For the last few years, he ran Silver Lake Medical Center, a small acute-care hospital with campuses in downtown Los Angeles and the San Gabriel Valley.

At the same time, Laguna Honda itself was in scandal: from 2016 to 2019, staffers had sexually abused and photographed residents without their consent, abused residents verbally, made mistakes in medications and gave residents medicine that wasn’t prescribed to them in order to restrain them, according to a state investigation. Even after a high-profile press conference, regulators made immediate jeopardy findings last summer, indicating that patients weren't yet safe.

A criminal investigation into the abuse remains open; some staffers were fired.


In April, Phillips began transitioning into his new post: It’s a tough time to step into the job: the city and county of San Francisco projects a $1.7 billion budget deficit, not counting COVID-19 emergency response costs. Phillips acknowledges that Laguna Honda will likely need to tighten its finances.

“In no way will we be looking at patient care areas and anything that is there in place to support our residents,” Phillips said.

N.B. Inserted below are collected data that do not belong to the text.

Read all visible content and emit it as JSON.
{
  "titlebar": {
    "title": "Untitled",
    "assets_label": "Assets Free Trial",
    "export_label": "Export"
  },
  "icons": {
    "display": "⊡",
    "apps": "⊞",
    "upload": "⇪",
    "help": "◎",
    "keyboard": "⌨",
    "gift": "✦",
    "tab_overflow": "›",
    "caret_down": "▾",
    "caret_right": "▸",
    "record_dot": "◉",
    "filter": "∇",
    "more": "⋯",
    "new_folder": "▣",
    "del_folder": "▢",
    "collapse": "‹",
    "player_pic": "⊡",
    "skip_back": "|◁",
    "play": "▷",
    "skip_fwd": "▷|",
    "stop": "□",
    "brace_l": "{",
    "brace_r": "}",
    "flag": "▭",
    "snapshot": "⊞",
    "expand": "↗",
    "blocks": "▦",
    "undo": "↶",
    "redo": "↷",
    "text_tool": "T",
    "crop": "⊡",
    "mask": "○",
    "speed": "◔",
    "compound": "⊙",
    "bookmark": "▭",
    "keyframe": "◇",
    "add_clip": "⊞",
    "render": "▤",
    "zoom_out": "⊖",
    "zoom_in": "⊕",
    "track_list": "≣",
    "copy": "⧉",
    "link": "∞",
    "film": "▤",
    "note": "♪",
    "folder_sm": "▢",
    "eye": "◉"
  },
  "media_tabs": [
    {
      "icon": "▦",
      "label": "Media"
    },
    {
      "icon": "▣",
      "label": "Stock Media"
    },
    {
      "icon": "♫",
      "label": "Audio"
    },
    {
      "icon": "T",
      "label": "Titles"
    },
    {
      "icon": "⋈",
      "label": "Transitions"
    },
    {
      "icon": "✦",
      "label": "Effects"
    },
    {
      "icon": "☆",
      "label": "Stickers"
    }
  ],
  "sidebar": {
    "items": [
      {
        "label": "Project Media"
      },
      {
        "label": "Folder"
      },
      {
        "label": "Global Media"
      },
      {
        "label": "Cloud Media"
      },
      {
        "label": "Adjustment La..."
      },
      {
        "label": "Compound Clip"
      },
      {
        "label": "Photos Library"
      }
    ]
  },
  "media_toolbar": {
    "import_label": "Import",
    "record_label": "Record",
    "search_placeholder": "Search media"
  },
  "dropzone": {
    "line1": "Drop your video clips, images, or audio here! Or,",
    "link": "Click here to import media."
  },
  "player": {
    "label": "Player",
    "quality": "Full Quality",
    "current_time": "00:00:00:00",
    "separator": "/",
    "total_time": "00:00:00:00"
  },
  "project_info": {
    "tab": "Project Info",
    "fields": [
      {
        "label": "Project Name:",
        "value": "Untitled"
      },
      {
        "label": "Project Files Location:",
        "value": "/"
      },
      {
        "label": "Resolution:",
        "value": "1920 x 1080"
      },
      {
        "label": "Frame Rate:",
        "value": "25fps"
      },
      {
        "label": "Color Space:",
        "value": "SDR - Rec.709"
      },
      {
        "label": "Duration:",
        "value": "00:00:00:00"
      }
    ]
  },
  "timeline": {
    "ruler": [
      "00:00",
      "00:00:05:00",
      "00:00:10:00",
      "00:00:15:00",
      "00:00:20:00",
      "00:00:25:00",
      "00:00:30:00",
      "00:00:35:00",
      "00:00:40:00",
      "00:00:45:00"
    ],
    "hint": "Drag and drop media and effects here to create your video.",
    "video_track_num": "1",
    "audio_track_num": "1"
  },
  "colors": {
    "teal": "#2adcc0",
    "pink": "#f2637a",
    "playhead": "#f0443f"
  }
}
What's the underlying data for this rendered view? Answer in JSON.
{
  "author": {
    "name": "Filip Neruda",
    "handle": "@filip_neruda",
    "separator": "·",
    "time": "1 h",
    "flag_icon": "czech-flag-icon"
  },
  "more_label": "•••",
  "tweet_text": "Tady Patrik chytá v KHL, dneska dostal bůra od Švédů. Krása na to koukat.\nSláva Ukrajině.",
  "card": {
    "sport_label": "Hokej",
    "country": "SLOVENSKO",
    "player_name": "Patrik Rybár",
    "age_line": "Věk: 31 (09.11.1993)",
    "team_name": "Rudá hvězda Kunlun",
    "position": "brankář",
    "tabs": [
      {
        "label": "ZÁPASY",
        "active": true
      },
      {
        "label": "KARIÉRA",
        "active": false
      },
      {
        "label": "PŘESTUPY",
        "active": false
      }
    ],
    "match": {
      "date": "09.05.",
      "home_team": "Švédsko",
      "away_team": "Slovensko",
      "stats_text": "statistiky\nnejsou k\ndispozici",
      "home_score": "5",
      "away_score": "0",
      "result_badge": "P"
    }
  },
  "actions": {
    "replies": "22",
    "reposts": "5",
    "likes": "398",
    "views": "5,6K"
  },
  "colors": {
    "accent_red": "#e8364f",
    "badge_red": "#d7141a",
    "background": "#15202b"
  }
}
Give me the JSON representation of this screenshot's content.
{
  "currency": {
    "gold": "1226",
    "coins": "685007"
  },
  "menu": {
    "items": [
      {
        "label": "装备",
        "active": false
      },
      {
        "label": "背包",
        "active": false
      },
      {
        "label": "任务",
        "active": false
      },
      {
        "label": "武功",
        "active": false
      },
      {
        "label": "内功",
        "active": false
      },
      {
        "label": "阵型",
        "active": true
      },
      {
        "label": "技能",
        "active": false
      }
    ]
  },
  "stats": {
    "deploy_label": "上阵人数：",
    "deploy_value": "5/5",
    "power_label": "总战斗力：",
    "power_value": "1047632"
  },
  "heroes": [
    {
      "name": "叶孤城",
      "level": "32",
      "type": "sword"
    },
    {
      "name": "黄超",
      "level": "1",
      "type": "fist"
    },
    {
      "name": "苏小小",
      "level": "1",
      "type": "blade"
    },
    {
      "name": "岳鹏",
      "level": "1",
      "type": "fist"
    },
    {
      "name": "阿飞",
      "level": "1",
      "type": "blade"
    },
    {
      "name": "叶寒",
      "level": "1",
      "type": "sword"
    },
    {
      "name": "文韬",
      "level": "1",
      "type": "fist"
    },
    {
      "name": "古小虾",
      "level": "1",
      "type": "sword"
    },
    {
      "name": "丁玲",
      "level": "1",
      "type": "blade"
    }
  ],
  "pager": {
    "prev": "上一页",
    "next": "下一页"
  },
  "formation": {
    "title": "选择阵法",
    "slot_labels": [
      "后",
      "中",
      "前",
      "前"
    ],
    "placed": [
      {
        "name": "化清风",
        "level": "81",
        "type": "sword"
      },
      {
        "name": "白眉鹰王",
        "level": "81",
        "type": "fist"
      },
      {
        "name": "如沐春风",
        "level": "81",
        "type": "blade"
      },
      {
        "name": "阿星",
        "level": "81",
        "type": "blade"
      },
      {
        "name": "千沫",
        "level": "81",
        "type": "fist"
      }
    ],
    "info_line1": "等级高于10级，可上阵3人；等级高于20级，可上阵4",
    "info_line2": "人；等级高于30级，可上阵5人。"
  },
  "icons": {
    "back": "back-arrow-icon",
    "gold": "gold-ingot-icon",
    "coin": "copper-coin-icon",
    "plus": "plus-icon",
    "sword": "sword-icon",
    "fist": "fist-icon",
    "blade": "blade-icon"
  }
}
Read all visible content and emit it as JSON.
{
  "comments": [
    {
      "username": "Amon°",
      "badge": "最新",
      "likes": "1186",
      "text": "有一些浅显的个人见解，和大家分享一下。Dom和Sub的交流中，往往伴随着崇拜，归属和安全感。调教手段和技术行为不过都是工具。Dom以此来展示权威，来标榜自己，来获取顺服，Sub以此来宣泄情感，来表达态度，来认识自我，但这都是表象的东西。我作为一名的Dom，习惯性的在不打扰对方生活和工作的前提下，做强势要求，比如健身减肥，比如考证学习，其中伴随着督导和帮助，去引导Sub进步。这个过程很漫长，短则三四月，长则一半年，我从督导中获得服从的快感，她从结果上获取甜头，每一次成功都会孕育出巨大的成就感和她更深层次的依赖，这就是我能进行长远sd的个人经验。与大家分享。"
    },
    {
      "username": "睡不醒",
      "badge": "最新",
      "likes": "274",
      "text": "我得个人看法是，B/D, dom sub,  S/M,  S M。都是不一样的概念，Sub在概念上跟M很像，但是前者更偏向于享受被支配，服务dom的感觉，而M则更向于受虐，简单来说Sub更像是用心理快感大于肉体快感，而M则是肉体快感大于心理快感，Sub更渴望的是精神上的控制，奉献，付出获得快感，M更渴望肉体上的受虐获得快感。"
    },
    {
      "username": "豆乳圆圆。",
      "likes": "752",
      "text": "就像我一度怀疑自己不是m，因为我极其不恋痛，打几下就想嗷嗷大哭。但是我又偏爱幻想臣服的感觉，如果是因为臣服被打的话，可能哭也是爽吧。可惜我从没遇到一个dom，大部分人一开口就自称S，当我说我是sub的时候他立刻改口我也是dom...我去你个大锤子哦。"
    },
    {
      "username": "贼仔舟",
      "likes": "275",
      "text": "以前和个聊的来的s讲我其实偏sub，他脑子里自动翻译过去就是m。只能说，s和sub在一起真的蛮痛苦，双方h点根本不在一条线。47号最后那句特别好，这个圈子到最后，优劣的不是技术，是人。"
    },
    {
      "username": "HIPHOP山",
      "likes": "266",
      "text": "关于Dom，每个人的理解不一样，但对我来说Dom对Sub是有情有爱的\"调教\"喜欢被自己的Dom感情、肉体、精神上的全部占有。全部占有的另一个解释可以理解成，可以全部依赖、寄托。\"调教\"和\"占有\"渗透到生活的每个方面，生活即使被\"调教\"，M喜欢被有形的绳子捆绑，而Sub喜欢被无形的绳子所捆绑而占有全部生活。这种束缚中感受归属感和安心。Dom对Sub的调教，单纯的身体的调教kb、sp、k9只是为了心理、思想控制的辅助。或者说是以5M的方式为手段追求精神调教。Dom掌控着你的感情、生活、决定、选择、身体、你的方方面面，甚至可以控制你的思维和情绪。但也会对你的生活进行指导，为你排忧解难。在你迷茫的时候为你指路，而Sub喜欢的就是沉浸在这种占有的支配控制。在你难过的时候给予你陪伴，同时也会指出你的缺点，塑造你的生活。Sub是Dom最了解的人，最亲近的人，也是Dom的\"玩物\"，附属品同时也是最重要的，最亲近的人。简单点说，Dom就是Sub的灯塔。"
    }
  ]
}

Laguna Honda has stabilized an early outbreak of COVID-19, counting now 6 active cases of the virus among residents and staff.

About the prior patient abuse, Phillips says “bad things happen to good organizations.” He praises the facility’s current caregivers for their response to the virus — and he says he recognizes that the pandemic isn’t over.

“We have some 780 residents,” says Phillips. “That makes our facility a prime target, if you will, if good processes and procedures are not in place.” His top goal: controlling the spread of COVID-19 and caring for people sickened by the virus.

3:06 p.m. This post has been updated to reflect a new number of active COVID-19 cases.